Aku mengerang dengan kasar. "Bisa-bisanya dia berbicara padaku seperti itu?"

Adhitya memang menjengkelkan. Apakah semua playboy memang seperti itu? Apakah mempermainkan perasaan seseorang memang sebegitu mudahnya? Apa benar yang Reva katakan padaku bahwa Adhitya bisa mendapatkan seorang wanita hanya dengan menjentikkan jarinya?
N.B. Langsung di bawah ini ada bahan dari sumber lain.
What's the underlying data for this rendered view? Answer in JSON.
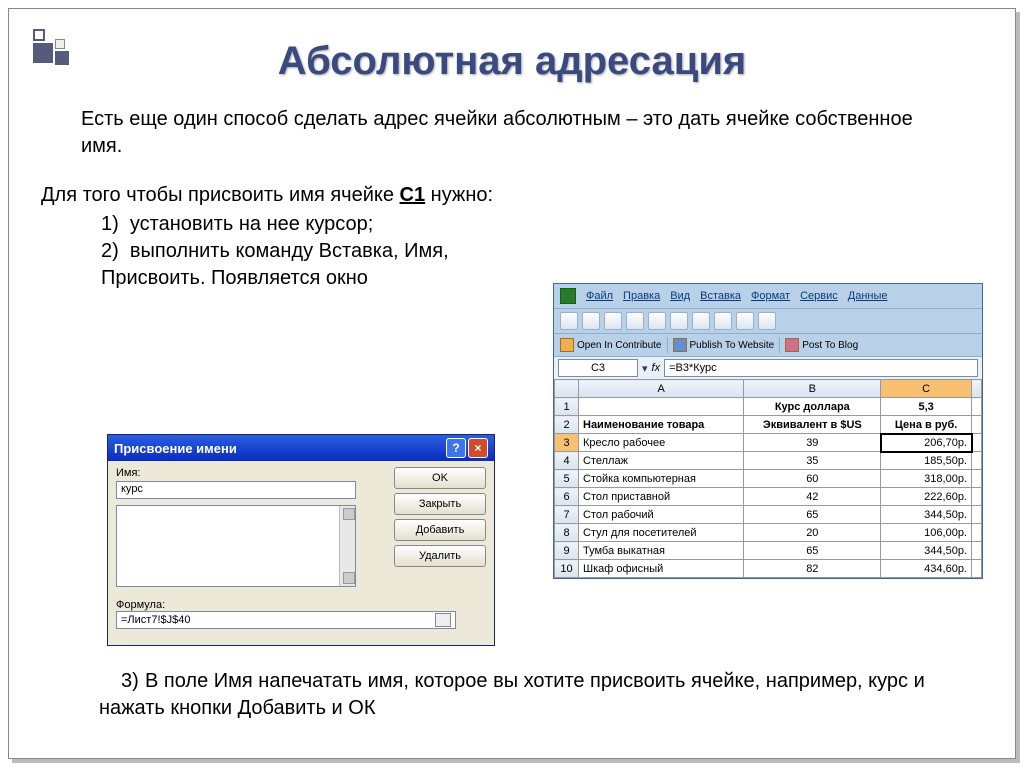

"Tidak. Aku tidak akan menerimanya menjadi kekasihku walau hanya sebatas kepura-puraan. Tidak," ujarku dengan yakin sambil menghadap cermin. "Aku tidak akan menerima Adhitya dengan mudah. Lelaki itu juga tidak mencintaiku."

Aku meraup mukaku dengan kasar. "Tapi bukankah aku bisa mengambilnya dari Vanie dengan kesempatan ini?"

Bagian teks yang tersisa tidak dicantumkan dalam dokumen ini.